Inscribed upon this plaque were, I’m utterly certain, the
cuneiformic markings that denoted the following numerals:
1852.
    I checked both ways down the hall, was
satisfied I was not being surveilled, then stooped to one knee, and
to the ornately plated keyhole, I then put my wide-open eye…
    It troubles me that I
cannot in any accuracy convey to you the details I now beheld. It
was a spectacular bed-chamber displayed to my clandestine view:
sumptuous carpet and wall-coverings, lovely antique furniture and
in addition a veiled four-poster bed whose gorgeously carved post
and headboard appeared adorned in gold leaf; oil portraits and
statuary that were no doubt high-mark collector’s items. These
facts, however, rendered the chamber nondescript when compared to the
room’s (and I’m not sure I can even summon an adequate term) sensorial bearing…

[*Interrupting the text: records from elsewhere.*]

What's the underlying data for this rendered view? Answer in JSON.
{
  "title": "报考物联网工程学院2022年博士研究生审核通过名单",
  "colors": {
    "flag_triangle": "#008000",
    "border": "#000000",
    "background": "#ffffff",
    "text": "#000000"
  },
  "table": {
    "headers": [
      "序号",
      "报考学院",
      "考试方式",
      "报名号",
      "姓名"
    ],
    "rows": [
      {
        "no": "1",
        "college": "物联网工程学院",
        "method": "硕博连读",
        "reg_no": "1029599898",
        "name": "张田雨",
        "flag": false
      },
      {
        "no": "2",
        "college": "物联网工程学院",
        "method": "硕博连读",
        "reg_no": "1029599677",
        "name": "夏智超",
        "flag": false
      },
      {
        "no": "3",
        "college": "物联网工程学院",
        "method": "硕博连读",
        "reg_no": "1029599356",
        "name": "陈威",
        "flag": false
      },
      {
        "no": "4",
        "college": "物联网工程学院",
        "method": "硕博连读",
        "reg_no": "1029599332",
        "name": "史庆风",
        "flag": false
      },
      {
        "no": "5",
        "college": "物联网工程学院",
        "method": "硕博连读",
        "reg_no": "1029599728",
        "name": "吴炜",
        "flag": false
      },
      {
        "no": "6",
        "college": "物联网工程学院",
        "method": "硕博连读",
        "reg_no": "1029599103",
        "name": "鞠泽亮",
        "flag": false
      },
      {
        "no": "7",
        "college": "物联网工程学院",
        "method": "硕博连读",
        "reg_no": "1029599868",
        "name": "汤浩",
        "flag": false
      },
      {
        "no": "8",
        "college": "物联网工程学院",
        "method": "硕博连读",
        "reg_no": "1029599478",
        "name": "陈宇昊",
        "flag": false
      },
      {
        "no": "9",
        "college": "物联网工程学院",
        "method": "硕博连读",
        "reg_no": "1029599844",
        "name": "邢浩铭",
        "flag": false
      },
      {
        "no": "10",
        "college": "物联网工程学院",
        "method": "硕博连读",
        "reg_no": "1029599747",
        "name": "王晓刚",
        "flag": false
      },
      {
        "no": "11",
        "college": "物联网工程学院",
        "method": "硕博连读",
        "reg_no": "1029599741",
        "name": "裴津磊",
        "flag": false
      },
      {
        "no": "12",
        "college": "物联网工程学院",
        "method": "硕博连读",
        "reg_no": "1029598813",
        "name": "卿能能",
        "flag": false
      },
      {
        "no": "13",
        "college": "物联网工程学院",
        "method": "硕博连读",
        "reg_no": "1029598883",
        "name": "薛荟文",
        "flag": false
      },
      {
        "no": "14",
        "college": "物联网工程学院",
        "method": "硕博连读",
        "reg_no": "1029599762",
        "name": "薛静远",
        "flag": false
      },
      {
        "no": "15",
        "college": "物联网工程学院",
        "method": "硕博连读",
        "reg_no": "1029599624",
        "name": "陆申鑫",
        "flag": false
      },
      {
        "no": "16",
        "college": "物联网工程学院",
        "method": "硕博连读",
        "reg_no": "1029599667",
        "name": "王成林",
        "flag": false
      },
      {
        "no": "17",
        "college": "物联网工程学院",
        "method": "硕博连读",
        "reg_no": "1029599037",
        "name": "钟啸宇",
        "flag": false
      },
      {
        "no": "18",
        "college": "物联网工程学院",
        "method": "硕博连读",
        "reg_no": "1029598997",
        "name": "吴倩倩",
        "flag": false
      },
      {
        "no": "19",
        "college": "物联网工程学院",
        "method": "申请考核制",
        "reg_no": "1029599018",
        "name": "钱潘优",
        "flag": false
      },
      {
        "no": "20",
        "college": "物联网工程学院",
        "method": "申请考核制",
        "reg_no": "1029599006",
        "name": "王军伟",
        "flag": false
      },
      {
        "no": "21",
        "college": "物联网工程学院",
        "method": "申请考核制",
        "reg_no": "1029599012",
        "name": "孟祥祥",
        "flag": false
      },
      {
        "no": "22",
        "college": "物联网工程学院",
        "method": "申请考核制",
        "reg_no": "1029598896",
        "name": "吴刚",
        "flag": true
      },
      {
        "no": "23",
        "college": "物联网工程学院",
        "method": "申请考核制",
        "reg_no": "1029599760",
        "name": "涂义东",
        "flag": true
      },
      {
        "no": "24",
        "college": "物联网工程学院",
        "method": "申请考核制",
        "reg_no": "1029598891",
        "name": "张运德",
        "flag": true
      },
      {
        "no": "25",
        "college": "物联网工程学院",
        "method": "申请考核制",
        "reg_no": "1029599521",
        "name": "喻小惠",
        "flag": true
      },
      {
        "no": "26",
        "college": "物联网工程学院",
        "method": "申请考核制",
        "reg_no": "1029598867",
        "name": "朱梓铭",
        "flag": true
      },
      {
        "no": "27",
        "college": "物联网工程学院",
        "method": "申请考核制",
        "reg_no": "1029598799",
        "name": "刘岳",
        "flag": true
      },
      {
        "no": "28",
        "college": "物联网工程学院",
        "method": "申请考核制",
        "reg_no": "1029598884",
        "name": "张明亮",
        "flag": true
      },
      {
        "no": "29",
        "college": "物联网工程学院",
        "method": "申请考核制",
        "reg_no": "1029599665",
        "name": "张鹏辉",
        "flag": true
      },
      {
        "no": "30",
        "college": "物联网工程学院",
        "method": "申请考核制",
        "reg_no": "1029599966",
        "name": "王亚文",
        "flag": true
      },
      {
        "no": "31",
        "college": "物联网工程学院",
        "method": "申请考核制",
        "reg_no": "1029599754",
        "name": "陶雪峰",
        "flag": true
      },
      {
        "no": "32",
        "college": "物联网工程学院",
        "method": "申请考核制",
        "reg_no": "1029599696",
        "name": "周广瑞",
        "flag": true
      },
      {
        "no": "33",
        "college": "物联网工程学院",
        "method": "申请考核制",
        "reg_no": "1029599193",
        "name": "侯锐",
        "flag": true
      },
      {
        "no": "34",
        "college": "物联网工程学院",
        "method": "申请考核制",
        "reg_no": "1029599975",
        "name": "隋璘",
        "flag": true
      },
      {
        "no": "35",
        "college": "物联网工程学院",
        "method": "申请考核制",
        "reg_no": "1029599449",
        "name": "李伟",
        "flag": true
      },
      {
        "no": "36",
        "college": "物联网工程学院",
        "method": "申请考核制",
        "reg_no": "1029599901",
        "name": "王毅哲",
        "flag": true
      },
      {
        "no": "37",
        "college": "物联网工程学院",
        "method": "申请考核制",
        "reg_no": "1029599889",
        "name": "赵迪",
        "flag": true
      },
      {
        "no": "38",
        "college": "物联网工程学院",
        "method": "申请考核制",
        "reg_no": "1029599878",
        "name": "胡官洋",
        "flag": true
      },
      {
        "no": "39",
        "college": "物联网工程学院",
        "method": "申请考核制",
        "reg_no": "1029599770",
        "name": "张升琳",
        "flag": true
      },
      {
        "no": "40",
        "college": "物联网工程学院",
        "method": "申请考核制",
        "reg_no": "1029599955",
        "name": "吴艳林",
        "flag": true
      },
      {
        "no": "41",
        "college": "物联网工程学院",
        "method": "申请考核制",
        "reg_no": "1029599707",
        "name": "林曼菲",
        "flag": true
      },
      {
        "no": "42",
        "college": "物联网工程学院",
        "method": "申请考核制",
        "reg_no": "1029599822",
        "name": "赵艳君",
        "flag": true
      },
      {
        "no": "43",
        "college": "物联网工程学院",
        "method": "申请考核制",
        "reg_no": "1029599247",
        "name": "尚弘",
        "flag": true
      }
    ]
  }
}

    There seemed to be a light
that was not light but some peculiar cast unlike any I’d observed.
This counter-luminescence
( somehow foggy yet clarity-sharpening)
made the room and its contents fairly shimmer as if through mist;
and seemed preternaturally magnified via some phantasmal lens-obscura , and to
that I must not fail to add…
    Two rod-like objects stood upright at either
side of the grand bed. These objects were likely simple wooden
dowels (nothing peculiar there) but what covered the top half of
each was a mass of some unidentifiable substance that seemed to be
partly translucent and rather ill-hued. The only simile I can
summon is to say that these poles looked like bunches of wizened
white grapes on a stick.
    “There you are,” issued the unmistakable and
faintly accented voice of Madam Aheb. She immediately stepped into
view from the rightward side of the key-way, and it was the
paste-faced conductor to whom she spoke. The madam’s black hair as
well as the diaphanous, low-cut gown iridesce’d in the bizarre
accentuation of the room’s light.
    Her voice turned scolding,
“And it certainly took you long enough to get here. You know how I can’t abide to
have this awful stuff on me for a minute longer that it need be.”